17. The AEC method of claim 11, wherein the SMM comprises a real part mask and an imaginary part mask; the real part mask is a real part of the SMM and the imaginary part mask is an imaginary part of the SMM; and the real part mask corresponds to magnitude information of the first microphone signal and the second microphone signal, and the imaginary part mask corresponds to phase information of the first microphone signal and the second microphone signal.

18. The AEC method of claim 17, wherein a real part of the estimated speech signal is obtained by multiplying the real part mask by a real part of the second microphone signal, and an imaginary part of the estimated speech signal is obtained by multiplying the imaginary part mask by an imaginary part of the second microphone signal.
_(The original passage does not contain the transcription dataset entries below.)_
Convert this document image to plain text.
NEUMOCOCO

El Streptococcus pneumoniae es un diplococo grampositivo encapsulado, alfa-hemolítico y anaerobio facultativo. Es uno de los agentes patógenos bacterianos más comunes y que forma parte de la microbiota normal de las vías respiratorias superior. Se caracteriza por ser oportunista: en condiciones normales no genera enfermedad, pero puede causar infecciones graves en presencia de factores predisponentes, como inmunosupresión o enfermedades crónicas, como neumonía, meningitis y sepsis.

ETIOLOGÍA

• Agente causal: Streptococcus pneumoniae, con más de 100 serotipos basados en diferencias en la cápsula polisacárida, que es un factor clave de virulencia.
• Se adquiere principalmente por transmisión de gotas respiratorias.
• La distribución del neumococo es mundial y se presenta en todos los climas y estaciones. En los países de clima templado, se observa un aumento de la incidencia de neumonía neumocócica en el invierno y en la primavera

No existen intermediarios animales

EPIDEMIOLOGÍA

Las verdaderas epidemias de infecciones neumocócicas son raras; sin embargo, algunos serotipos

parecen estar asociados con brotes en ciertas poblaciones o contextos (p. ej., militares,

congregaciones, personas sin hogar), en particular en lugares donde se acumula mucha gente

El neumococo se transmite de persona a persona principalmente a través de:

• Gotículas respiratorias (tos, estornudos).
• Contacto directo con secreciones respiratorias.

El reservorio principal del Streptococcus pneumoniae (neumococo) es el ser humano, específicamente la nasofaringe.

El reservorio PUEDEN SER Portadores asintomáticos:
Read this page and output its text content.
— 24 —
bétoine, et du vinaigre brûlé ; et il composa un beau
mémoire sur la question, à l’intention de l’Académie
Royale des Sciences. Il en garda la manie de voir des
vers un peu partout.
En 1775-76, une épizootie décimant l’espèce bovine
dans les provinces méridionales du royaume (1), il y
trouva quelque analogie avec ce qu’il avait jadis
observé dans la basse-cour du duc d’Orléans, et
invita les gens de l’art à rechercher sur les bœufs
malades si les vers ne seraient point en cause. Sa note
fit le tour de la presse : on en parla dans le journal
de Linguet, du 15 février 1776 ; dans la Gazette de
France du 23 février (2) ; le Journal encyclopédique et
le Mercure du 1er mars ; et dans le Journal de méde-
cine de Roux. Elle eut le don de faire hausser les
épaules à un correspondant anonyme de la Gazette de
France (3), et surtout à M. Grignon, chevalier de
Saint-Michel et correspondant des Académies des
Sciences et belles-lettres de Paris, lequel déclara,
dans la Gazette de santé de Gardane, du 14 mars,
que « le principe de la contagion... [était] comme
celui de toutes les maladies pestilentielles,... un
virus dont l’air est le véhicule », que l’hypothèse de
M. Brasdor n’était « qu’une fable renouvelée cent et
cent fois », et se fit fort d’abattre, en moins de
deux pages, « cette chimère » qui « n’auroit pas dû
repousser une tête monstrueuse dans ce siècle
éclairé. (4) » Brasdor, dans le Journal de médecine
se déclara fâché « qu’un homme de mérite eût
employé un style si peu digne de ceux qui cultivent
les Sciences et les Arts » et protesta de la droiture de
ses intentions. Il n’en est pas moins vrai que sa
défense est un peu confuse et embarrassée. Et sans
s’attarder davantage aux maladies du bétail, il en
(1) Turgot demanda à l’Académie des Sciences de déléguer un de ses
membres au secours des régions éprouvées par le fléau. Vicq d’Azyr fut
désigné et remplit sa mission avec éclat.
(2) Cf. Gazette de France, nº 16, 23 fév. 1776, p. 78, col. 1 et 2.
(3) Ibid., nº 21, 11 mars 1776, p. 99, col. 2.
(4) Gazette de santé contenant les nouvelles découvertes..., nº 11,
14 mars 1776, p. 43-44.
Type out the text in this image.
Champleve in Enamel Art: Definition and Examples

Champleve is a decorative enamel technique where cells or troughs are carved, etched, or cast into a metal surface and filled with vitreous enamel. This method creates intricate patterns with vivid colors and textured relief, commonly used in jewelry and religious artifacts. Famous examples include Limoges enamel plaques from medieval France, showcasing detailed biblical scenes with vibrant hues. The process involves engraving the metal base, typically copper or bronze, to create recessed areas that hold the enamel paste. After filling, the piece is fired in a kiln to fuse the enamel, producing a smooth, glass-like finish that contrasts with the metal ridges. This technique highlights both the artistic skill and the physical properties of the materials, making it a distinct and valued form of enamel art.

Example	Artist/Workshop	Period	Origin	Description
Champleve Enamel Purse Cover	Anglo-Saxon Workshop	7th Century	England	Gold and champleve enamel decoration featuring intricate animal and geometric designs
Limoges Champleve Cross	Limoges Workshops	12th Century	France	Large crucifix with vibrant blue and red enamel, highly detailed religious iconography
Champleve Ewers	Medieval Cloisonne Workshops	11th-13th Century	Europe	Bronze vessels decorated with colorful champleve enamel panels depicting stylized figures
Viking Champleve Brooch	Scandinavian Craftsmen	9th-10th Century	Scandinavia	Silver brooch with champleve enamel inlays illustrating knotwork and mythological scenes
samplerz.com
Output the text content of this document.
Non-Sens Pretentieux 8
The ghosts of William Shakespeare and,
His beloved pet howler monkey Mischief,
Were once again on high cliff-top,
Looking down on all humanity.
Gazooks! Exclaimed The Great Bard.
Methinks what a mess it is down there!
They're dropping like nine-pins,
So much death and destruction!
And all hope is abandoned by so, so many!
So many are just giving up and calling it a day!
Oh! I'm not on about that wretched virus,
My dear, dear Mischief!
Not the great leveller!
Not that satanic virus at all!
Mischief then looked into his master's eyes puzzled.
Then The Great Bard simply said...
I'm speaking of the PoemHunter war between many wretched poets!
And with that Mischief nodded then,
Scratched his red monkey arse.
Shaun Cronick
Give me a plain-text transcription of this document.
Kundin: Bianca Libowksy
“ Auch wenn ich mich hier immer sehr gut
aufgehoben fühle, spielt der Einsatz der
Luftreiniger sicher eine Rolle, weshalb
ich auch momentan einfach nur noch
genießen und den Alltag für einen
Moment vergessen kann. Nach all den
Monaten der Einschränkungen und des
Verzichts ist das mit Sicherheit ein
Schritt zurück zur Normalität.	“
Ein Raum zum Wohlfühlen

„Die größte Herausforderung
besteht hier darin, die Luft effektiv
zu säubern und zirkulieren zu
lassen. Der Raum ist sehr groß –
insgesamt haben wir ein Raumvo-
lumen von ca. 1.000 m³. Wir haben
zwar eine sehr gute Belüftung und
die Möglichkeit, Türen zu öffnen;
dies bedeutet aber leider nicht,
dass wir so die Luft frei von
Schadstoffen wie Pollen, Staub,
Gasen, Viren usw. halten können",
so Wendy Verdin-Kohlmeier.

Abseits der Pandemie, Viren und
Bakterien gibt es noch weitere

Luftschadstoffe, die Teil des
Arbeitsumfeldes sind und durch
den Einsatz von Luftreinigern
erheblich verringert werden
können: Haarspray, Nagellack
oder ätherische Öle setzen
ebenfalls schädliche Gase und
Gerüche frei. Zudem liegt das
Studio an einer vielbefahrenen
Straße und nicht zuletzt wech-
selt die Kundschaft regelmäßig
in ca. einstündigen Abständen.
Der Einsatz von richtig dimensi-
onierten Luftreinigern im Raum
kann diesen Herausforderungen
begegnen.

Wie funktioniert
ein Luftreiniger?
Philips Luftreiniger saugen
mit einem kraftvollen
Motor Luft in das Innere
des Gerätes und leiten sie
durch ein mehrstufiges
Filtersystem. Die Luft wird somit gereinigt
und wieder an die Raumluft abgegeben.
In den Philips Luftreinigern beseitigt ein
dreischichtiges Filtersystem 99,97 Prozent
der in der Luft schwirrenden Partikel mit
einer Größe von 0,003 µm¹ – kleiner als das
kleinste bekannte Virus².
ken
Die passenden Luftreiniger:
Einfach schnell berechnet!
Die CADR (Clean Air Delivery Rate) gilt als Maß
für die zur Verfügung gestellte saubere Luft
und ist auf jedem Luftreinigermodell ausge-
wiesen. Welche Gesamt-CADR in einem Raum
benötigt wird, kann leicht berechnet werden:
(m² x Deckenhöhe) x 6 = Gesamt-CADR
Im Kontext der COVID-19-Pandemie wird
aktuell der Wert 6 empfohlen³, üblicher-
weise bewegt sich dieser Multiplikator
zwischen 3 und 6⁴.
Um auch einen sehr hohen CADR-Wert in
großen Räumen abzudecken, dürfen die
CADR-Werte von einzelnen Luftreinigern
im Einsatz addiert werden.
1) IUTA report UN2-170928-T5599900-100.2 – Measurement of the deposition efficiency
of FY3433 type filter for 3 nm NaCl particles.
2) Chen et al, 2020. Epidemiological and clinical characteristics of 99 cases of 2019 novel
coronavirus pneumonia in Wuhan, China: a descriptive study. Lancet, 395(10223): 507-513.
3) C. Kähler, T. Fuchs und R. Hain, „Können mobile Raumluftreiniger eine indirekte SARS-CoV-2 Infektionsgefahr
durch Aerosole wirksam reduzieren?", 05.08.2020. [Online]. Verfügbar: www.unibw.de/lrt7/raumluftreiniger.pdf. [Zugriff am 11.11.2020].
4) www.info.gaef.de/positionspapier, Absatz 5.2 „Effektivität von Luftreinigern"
19. The AEC method of claim 11, wherein the model is further arranged to perform steps of: splitting the first microphone signal and the second microphone signal, respectively, to generate a first segmented microphone signal and a second segmented microphone signal;performing fast Fourier transform upon the first segmented microphone signal and the second segmented microphone signal, respectively, to generate a first transformed microphone signal and a second transformed microphone signal;normalizing the first transformed microphone signal and the second transformed microphone signal, respectively, to generate a first normalized microphone signal and a second normalized microphone signal;concatenating the first normalized microphone signal and the second normalized microphone signal, to generate a concatenated result; andpredicting and generating the SMM according to the concatenated result, wherein the estimated speech signal is generated according to the SMM.

20. The AEC method of claim 19, wherein the step of predicting and generating the SMM according to the concatenated result comprises: predicting and generating the SMM by multiple long short term memory (LSTM) layers and a fully-connected layer with sigmoid activation.